12 mar 2017

Pedrito (o el dibujo incompleto)

La Voz del Interior (12/03/2017)
Pedrito (o el dibujo incompleto)

Por Enrique Orschanski -  Médico

Bosques nativos. Córdoba perdió gran parte de sus árboles.
Pedrito llegó al mundo en un rincón del monte cordobés, donde el norte se adivina por los rasgos y el calor.
Más que una casa, la suya era un hogar entibiado por una madre aguantadora y un padre ladrillero que, durante los veranos, encontraban el fresco bajo unos algarrobos.
Pedrito se crió a teta durante muchos meses, siempre en el lugar que la madre había elegido como nido de crianza: un bosquecito de chañares a metros de la casa.
Y sus hermanos corrían descalzos por aquí y por allá, esquivando espinas de talas; los cachetes marcados de mocos y la sonrisa para siempre.
Pedrito aprendió a caminar en ese mismo piso polvoriento, persiguiendo perros que, día tras día y cuando bajaba el sol, lo acompañaban hasta la horqueta de quebracho –junto a la tranquera– para esperar el regreso del padre.
Cuando la edad lo indicó, Pedrito (porque Pedro se llamaba el padre) se sumó a los hermanos para ir a la escuela; una hora a caballo y montando de a tres.
En ese mágico lugar y con esa única maestra, Pedrito aprendió a escribir y a leer, y también a dibujar. En un cuaderno, dejó grabados los monigotes a los que él llamaba papá, mamá, hermanos y abuela.
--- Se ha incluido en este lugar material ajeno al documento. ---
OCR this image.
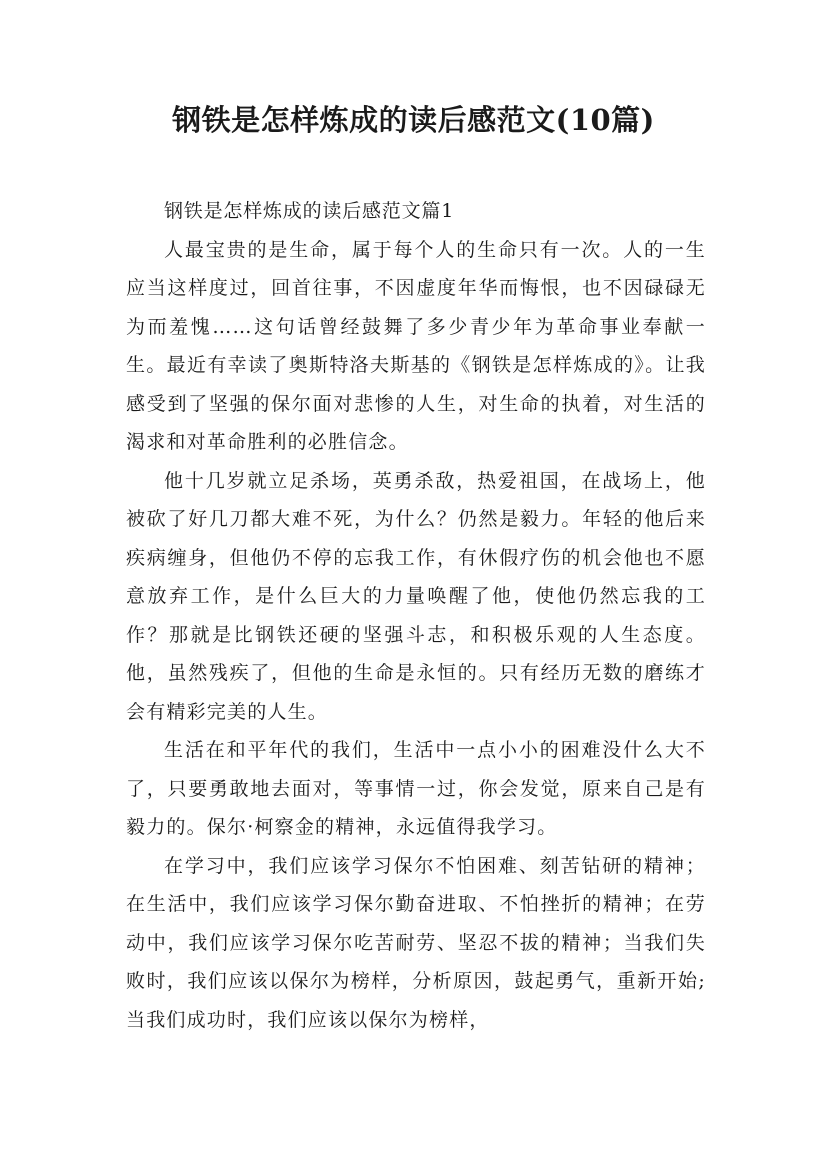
钢铁是怎样炼成的读后感范文(10篇)

钢铁是怎样炼成的读后感范文篇1

人最宝贵的是生命，属于每个人的生命只有一次。人的一生应当这样度过，回首往事，不因虚度年华而悔恨，也不因碌碌无为而羞愧……这句话曾经鼓舞了多少青少年为革命事业奉献一生。最近有幸读了奥斯特洛夫斯基的《钢铁是怎样炼成的》。让我感受到了坚强的保尔面对悲惨的人生，对生命的执着，对生活的渴求和对革命胜利的必胜信念。

他十几岁就立足杀场，英勇杀敌，热爱祖国，在战场上，他被砍了好几刀都大难不死，为什么？仍然是毅力。年轻的他后来疾病缠身，但他仍不停的忘我工作，有休假疗伤的机会他也不愿意放弃工作，是什么巨大的力量唤醒了他，使他仍然忘我的工作？那就是比钢铁还硬的坚强斗志，和积极乐观的人生态度。他，虽然残疾了，但他的生命是永恒的。只有经历无数的磨练才会有精彩完美的人生。

生活在和平年代的我们，生活中一点小小的困难没什么大不了，只要勇敢地去面对，等事情一过，你会发觉，原来自己是有毅力的。保尔·柯察金的精神，永远值得我学习。

在学习中，我们应该学习保尔不怕困难、刻苦钻研的精神；在生活中，我们应该学习保尔勤奋进取、不怕挫折的精神；在劳动中，我们应该学习保尔吃苦耐劳、坚忍不拔的精神；当我们失败时，我们应该以保尔为榜样，分析原因，鼓起勇气，重新开始;当我们成功时，我们应该以保尔为榜样，
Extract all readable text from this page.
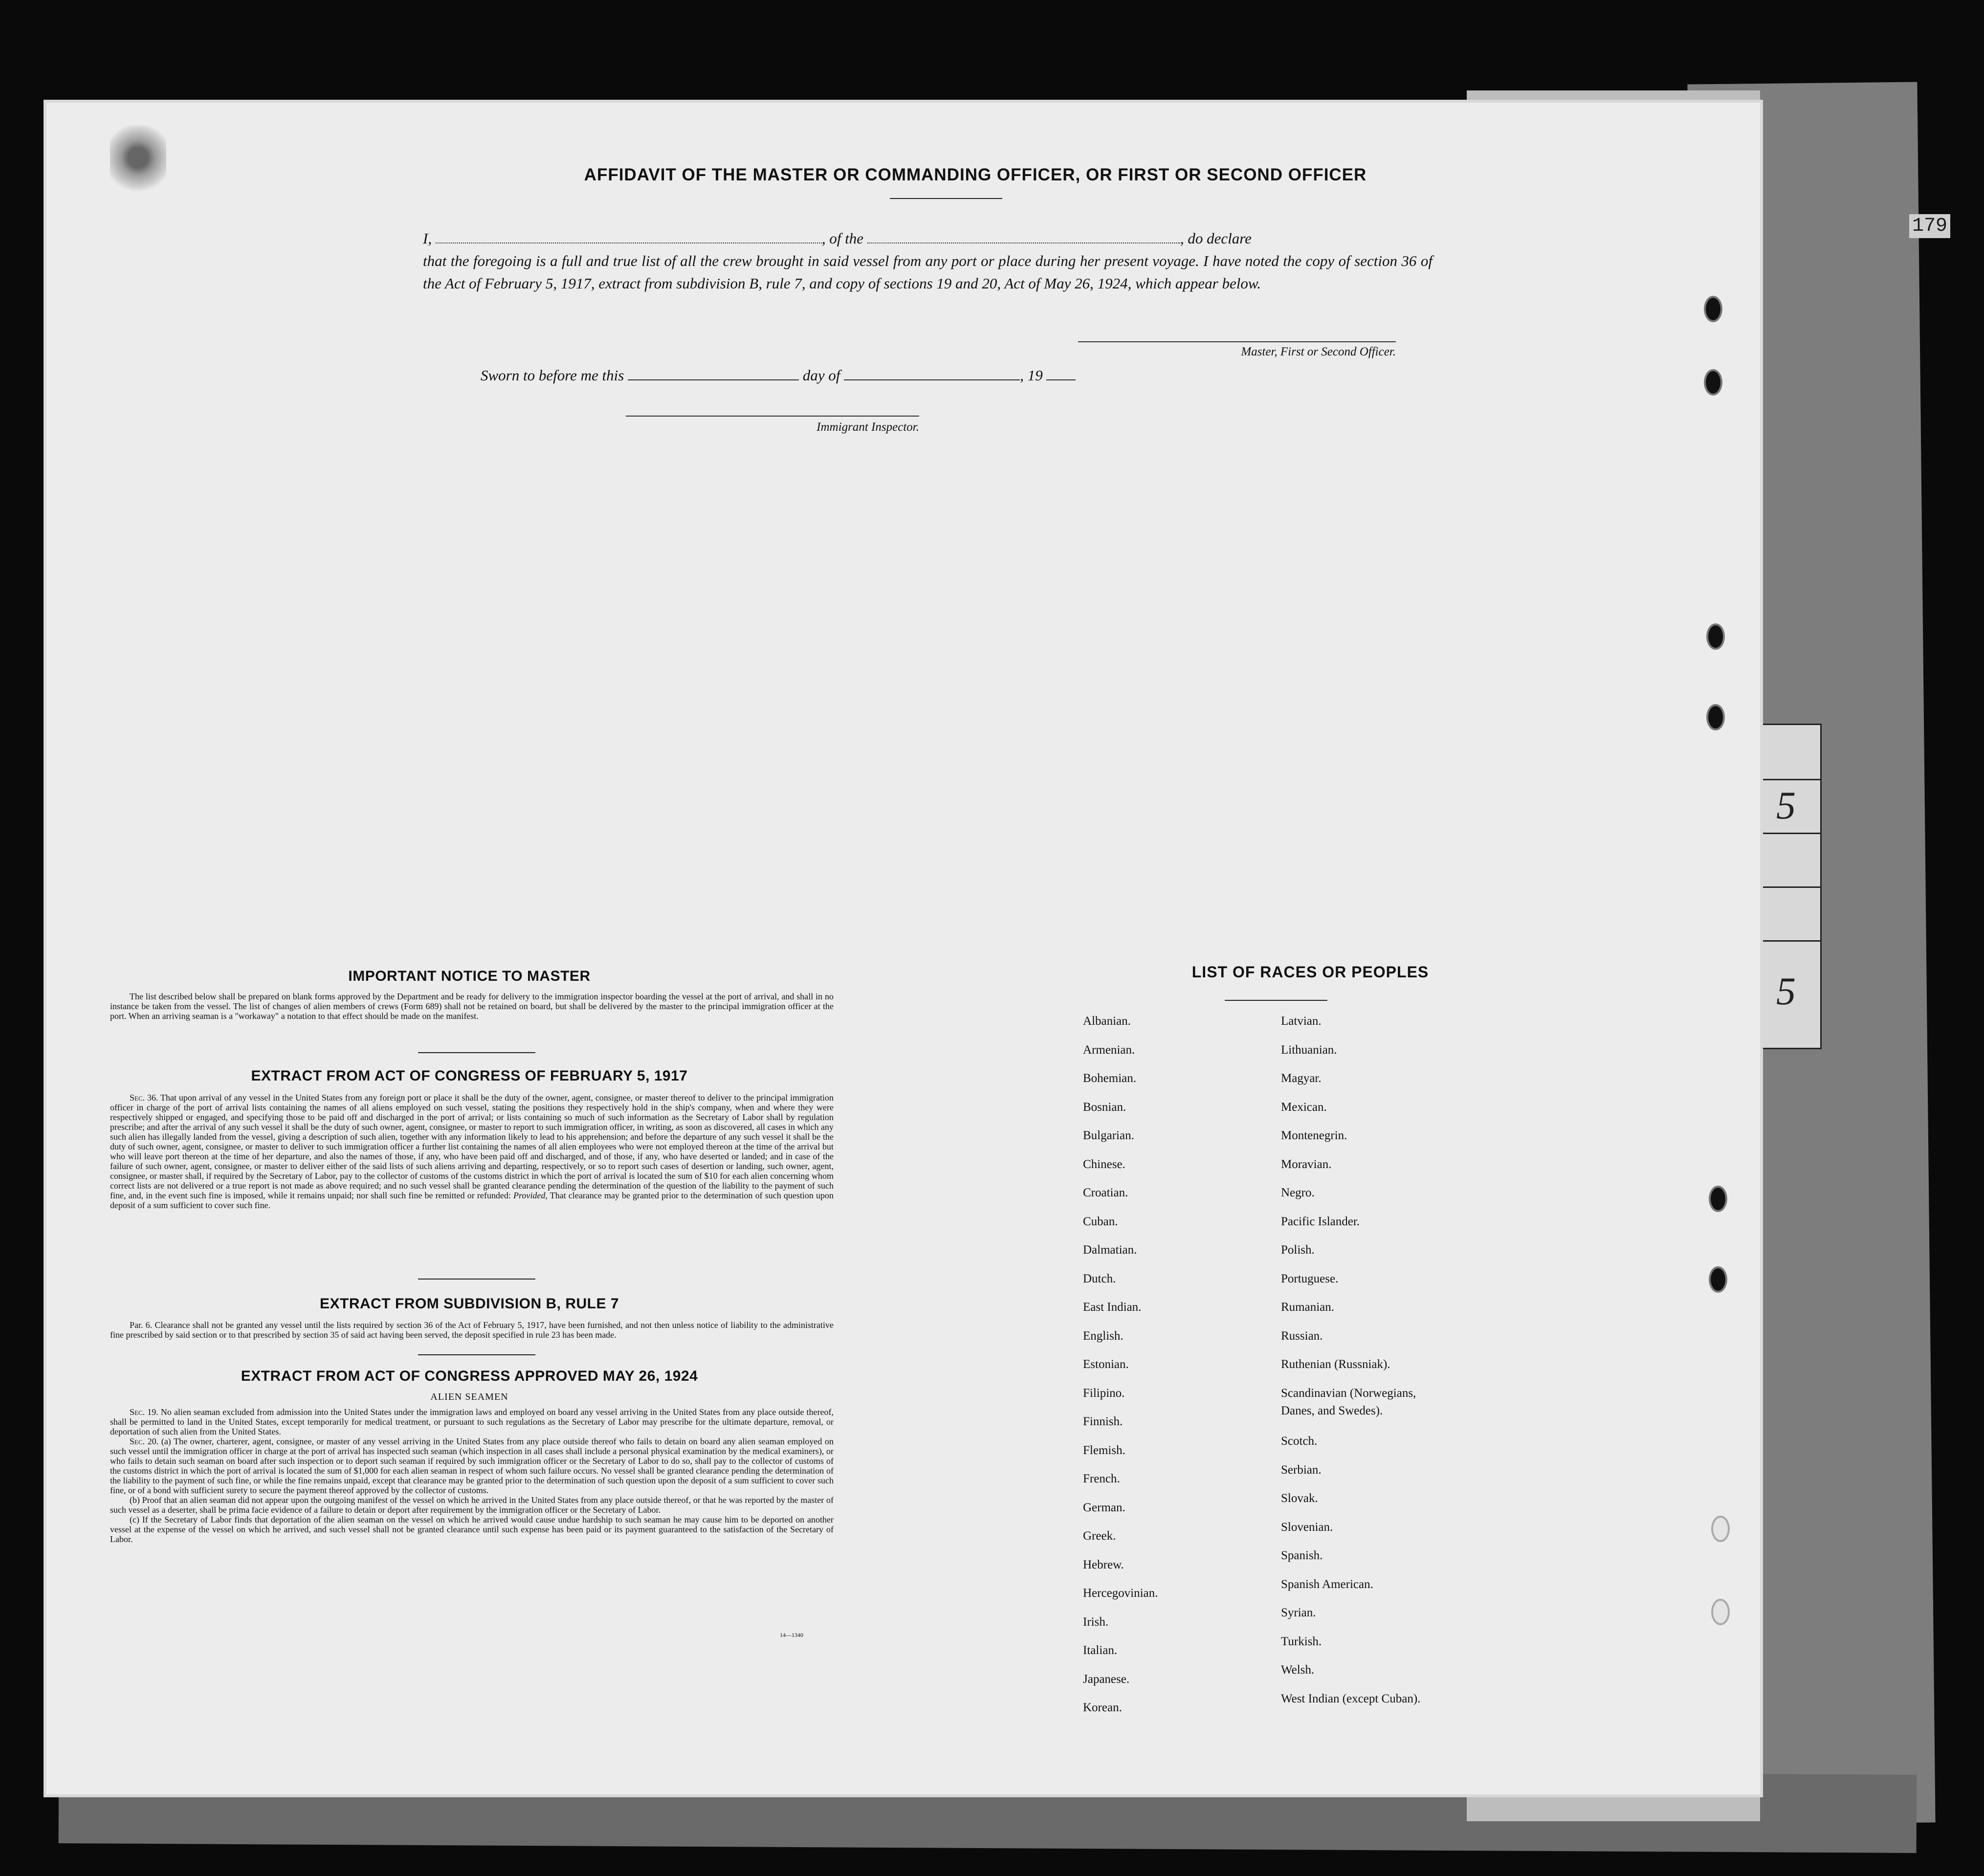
179
5
5
AFFIDAVIT OF THE MASTER OR COMMANDING OFFICER, OR FIRST OR SECOND OFFICER
I,	, of the	, do declare
that the foregoing is a full and true list of all the crew brought in said vessel from any port or place during her present voyage. I have noted the copy of section 36 of the Act of February 5, 1917, extract from subdivision B, rule 7, and copy of sections 19 and 20, Act of May 26, 1924, which appear below.
Master, First or Second Officer.
Sworn to before me this	day of	, 19
Immigrant Inspector.
IMPORTANT NOTICE TO MASTER

The list described below shall be prepared on blank forms approved by the Department and be ready for delivery to the immigration inspector boarding the vessel at the port of arrival, and shall in no instance be taken from the vessel. The list of changes of alien members of crews (Form 689) shall not be retained on board, but shall be delivered by the master to the principal immigration officer at the port. When an arriving seaman is a "workaway" a notation to that effect should be made on the manifest.

EXTRACT FROM ACT OF CONGRESS OF FEBRUARY 5, 1917

Sec. 36. That upon arrival of any vessel in the United States from any foreign port or place it shall be the duty of the owner, agent, consignee, or master thereof to deliver to the principal immigration officer in charge of the port of arrival lists containing the names of all aliens employed on such vessel, stating the positions they respectively hold in the ship's company, when and where they were respectively shipped or engaged, and specifying those to be paid off and discharged in the port of arrival; or lists containing so much of such information as the Secretary of Labor shall by regulation prescribe; and after the arrival of any such vessel it shall be the duty of such owner, agent, consignee, or master to report to such immigration officer, in writing, as soon as discovered, all cases in which any such alien has illegally landed from the vessel, giving a description of such alien, together with any information likely to lead to his apprehension; and before the departure of any such vessel it shall be the duty of such owner, agent, consignee, or master to deliver to such immigration officer a further list containing the names of all alien employees who were not employed thereon at the time of the arrival but who will leave port thereon at the time of her departure, and also the names of those, if any, who have been paid off and discharged, and of those, if any, who have deserted or landed; and in case of the failure of such owner, agent, consignee, or master to deliver either of the said lists of such aliens arriving and departing, respectively, or so to report such cases of desertion or landing, such owner, agent, consignee, or master shall, if required by the Secretary of Labor, pay to the collector of customs of the customs district in which the port of arrival is located the sum of $10 for each alien concerning whom correct lists are not delivered or a true report is not made as above required; and no such vessel shall be granted clearance pending the determination of the question of the liability to the payment of such fine, and, in the event such fine is imposed, while it remains unpaid; nor shall such fine be remitted or refunded: Provided, That clearance may be granted prior to the determination of such question upon deposit of a sum sufficient to cover such fine.

EXTRACT FROM SUBDIVISION B, RULE 7

Par. 6. Clearance shall not be granted any vessel until the lists required by section 36 of the Act of February 5, 1917, have been furnished, and not then unless notice of liability to the administrative fine prescribed by said section or to that prescribed by section 35 of said act having been served, the deposit specified in rule 23 has been made.

EXTRACT FROM ACT OF CONGRESS APPROVED MAY 26, 1924
ALIEN SEAMEN

Sec. 19. No alien seaman excluded from admission into the United States under the immigration laws and employed on board any vessel arriving in the United States from any place outside thereof, shall be permitted to land in the United States, except temporarily for medical treatment, or pursuant to such regulations as the Secretary of Labor may prescribe for the ultimate departure, removal, or deportation of such alien from the United States.

Sec. 20. (a) The owner, charterer, agent, consignee, or master of any vessel arriving in the United States from any place outside thereof who fails to detain on board any alien seaman employed on such vessel until the immigration officer in charge at the port of arrival has inspected such seaman (which inspection in all cases shall include a personal physical examination by the medical examiners), or who fails to detain such seaman on board after such inspection or to deport such seaman if required by such immigration officer or the Secretary of Labor to do so, shall pay to the collector of customs of the customs district in which the port of arrival is located the sum of $1,000 for each alien seaman in respect of whom such failure occurs. No vessel shall be granted clearance pending the determination of the liability to the payment of such fine, or while the fine remains unpaid, except that clearance may be granted prior to the determination of such question upon the deposit of a sum sufficient to cover such fine, or of a bond with sufficient surety to secure the payment thereof approved by the collector of customs.

(b) Proof that an alien seaman did not appear upon the outgoing manifest of the vessel on which he arrived in the United States from any place outside thereof, or that he was reported by the master of such vessel as a deserter, shall be prima facie evidence of a failure to detain or deport after requirement by the immigration officer or the Secretary of Labor.

(c) If the Secretary of Labor finds that deportation of the alien seaman on the vessel on which he arrived would cause undue hardship to such seaman he may cause him to be deported on another vessel at the expense of the vessel on which he arrived, and such vessel shall not be granted clearance until such expense has been paid or its payment guaranteed to the satisfaction of the Secretary of Labor.

14—1340
LIST OF RACES OR PEOPLES
Albanian.
Armenian.
Bohemian.
Bosnian.
Bulgarian.
Chinese.
Croatian.
Cuban.
Dalmatian.
Dutch.
East Indian.
English.
Estonian.
Filipino.
Finnish.
Flemish.
French.
German.
Greek.
Hebrew.
Hercegovinian.
Irish.
Italian.
Japanese.
Korean.
Latvian.
Lithuanian.
Magyar.
Mexican.
Montenegrin.
Moravian.
Negro.
Pacific Islander.
Polish.
Portuguese.
Rumanian.
Russian.
Ruthenian (Russniak).
Scandinavian (Norwegians,
Danes, and Swedes).
Scotch.
Serbian.
Slovak.
Slovenian.
Spanish.
Spanish American.
Syrian.
Turkish.
Welsh.
West Indian (except Cuban).
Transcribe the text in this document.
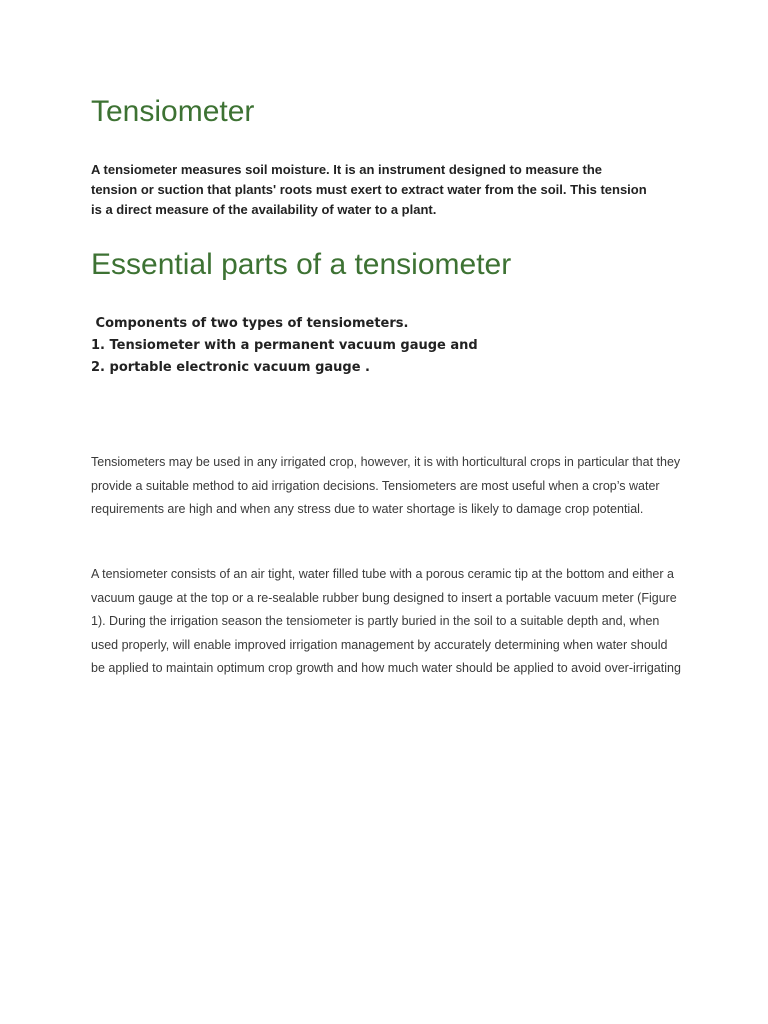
Tensiometer

A tensiometer measures soil moisture. It is an instrument designed to measure the tension or suction that plants' roots must exert to extract water from the soil. This tension is a direct measure of the availability of water to a plant.

Essential parts of a tensiometer
Components of two types of tensiometers.
1. Tensiometer with a permanent vacuum gauge and
2. portable electronic vacuum gauge .

Tensiometers may be used in any irrigated crop, however, it is with horticultural crops in particular that they provide a suitable method to aid irrigation decisions. Tensiometers are most useful when a crop’s water requirements are high and when any stress due to water shortage is likely to damage crop potential.

A tensiometer consists of an air tight, water filled tube with a porous ceramic tip at the bottom and either a vacuum gauge at the top or a re-sealable rubber bung designed to insert a portable vacuum meter (Figure 1). During the irrigation season the tensiometer is partly buried in the soil to a suitable depth and, when used properly, will enable improved irrigation management by accurately determining when water should be applied to maintain optimum crop growth and how much water should be applied to avoid over-irrigating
Y el piso dibujado abajo, firme, y el cielo arriba, soleado, y a un costado, un árbol.
Pedrito creció sin opciones, y fue ladrillero. Endureció sus manos amasando y desmoldando, transpirando cuando el sol abrasaba.
Disfrutaba compartir con su padre; pero más aún, que nunca lo corrigiera. “Siga así”, decía el padre, “siga así”, repetía en algún momento de descanso, cuando buscaban reparo en las jarillas para liquidar un mate con galletas.
Pedrito (que siguió Pedrito, aunque el padre ya no estaba) conoció a una vecina que se animó a devolverle la mirada.
En un agosto lluvioso, se dieron el primer beso, escondidos tras los molles que protegían el gallinero. No quisieron correr riesgos y hablaron con el padre.
“¿Y con qué piensa vivir?”, preguntó el futuro suegro sin mirarlo. “Trabajando”, respondió él. Recibieron su bendición, y al mismo tiempo la advertencia de no salir sin compañía de una hermana.
Se casaron en la iglesia del pueblo, bajo una tormenta del infierno, cuando parecía que el viento iba a desprender los arbustos de la entrada.
Y como el jornal no mejoraba, decidieron vivir con los suegros, que tenían trabajo y una pieza de más.
Pedro (siempre Pedrito) envejeció amasando barro y paja, mientras bajo sus pies la tierra iba cambiando.
A medida que la mujer paría los hijos uno a uno, las topadoras despanzurraban el suelo hasta dejarlo yermo. No quedó un algarrobo para buscar el fresco, ni un chañar para que los niños jugaran. Ni espinas para lastimarse, ni la horqueta donde extrañar la vuelta del padre.
Finalmente, la compañía le pidió, por su bien, dejar la casa. A cambio, le dieron un lote en el pueblo, a pocas cuadras de la escuela.
Así podría construir a su gusto, el campo sería sembrado y todos estarían mejor.
Asomado a la pequeña ventana por donde mira al vecino, Pedrito todavía espera ver algún beneficio. Desde hace tiempo tiene los ojos llorosos y no sabe por qué. “Es el veneno que tiran los aviones de noche”, le repite un amigo. ¿Será también por eso la tos de los chicos, que no los deja dormir?, se pregunta.
Y el tiempo no se detiene. Tampoco las máquinas, el sol, los sembrados ni ese viento del demonio que cubre de polvo a todo y a todos.
El nieto de Pedro ya empezó a dibujar. Sus monigotes le recuerdan vagamente a otros: la figura del padre, de la madre, de los abuelos; también hay cielo y suelo. Pero no árboles.